The proposal will now be discussed by the European Parliament and the Council as part of the ordinary co-legislative procedure.
Since the start of the war in Ukraine, the EU has adopted a series of sanctions against Russian and Belarussian individuals and companies. The implementation of EU restrictive measures shows the complexity of identifying assets owned by oligarchs, who hide them across different jurisdictions through complex legal and financial structures. For example, by transferring ownership of sanctioned property to a non-sanctioned third party. They are helped by existing legal loopholes, as the criminal law provisions on breaches of EU sanctions vary across Member States. An inconsistent enforcement of restrictive measures undermines the Union’s ability to speak with one voice.
In May 2022, the Commission proposed to add the violation of EU restrictive measures to the list of EU crimes. At the same time, the Commission proposed new reinforced rules on asset recovery and confiscation, which will also contribute to the implementation of EU restrictive measures.

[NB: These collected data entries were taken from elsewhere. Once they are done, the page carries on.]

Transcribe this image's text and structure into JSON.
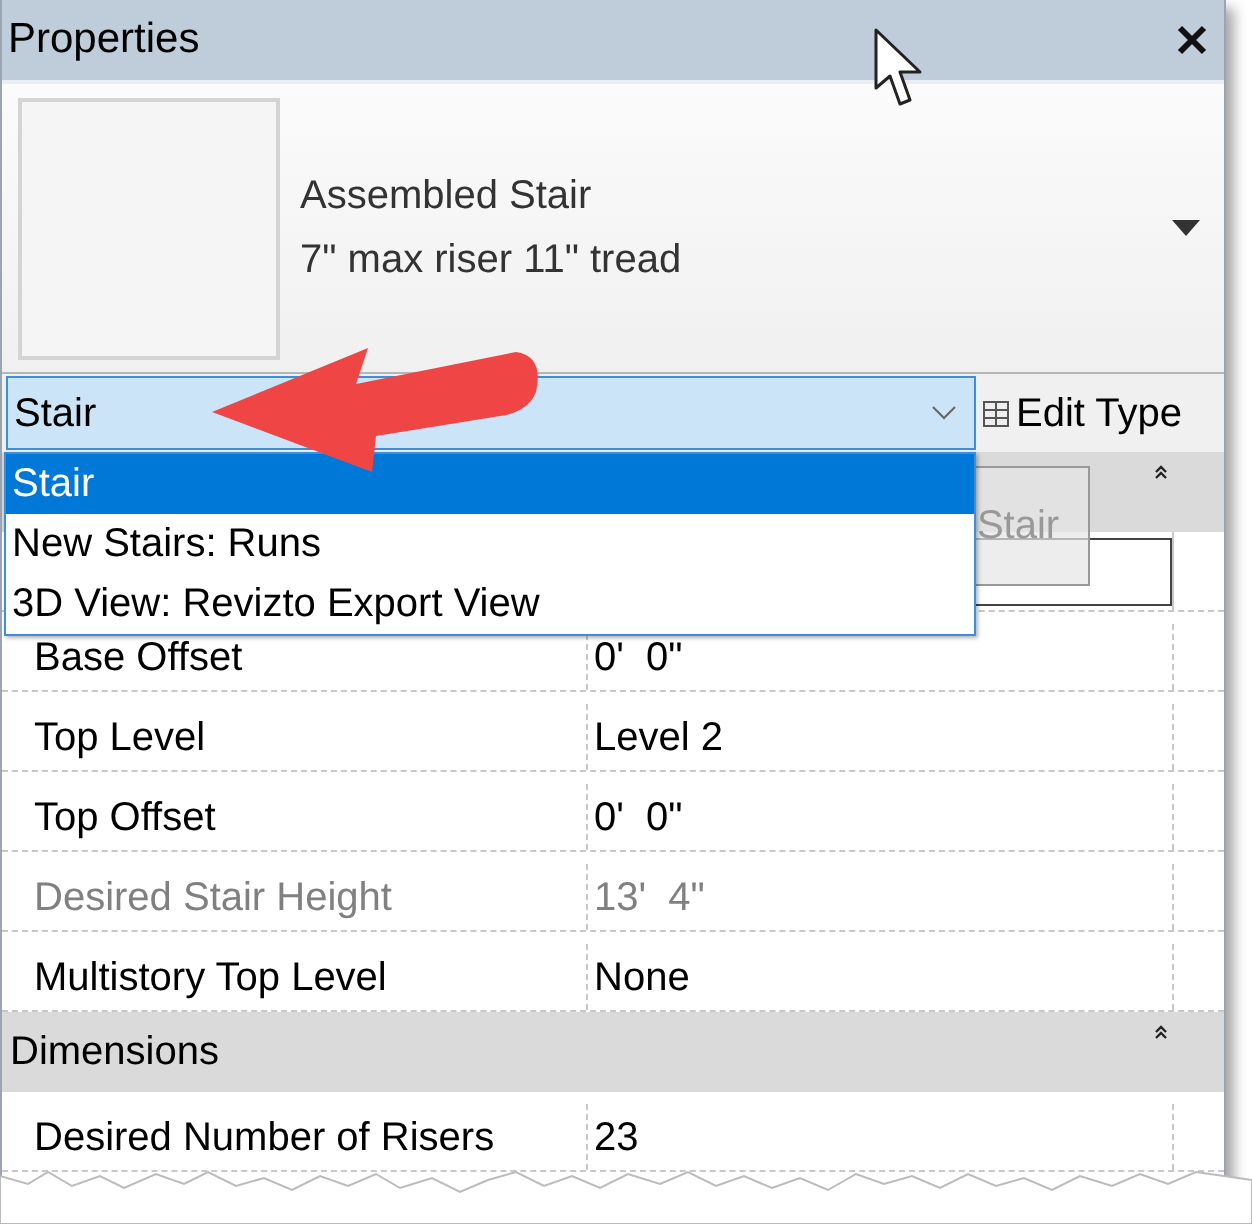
{
  "panel": {
    "title": "Properties"
  },
  "type_selector": {
    "name": "Assembled Stair",
    "subtitle": "7\" max riser 11\" tread"
  },
  "filter": {
    "value": "Stair",
    "expanded": true,
    "options": [
      {
        "label": "Stair",
        "selected": true
      },
      {
        "label": "New Stairs: Runs",
        "selected": false
      },
      {
        "label": "3D View: Revizto Export View",
        "selected": false
      }
    ]
  },
  "edit_type_button": "Edit Type",
  "drag_tooltip": "Stair",
  "rows": [
    {
      "kind": "header"
    },
    {
      "kind": "input"
    },
    {
      "kind": "property",
      "label": "Base Offset",
      "value": "0'  0\"",
      "disabled": false
    },
    {
      "kind": "property",
      "label": "Top Level",
      "value": "Level 2",
      "disabled": false
    },
    {
      "kind": "property",
      "label": "Top Offset",
      "value": "0'  0\"",
      "disabled": false
    },
    {
      "kind": "property",
      "label": "Desired Stair Height",
      "value": "13'  4\"",
      "disabled": true
    },
    {
      "kind": "property",
      "label": "Multistory Top Level",
      "value": "None",
      "disabled": false
    },
    {
      "kind": "header",
      "label": "Dimensions"
    },
    {
      "kind": "property",
      "label": "Desired Number of Risers",
      "value": "23",
      "disabled": false
    }
  ]
}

The proposals come in the context of the ‘Freeze and Seize’ Task Force, set up by the Commission in March.
Following the adoption on 28 November of the Council Decision identifying the violation of Union restrictive measures as an area of serious crime that meets the criteria set out in Article 83(1) of the TFEU, the Commission is now putting forward this proposal for a Directive on the violation of Union restrictive measures, as a second step.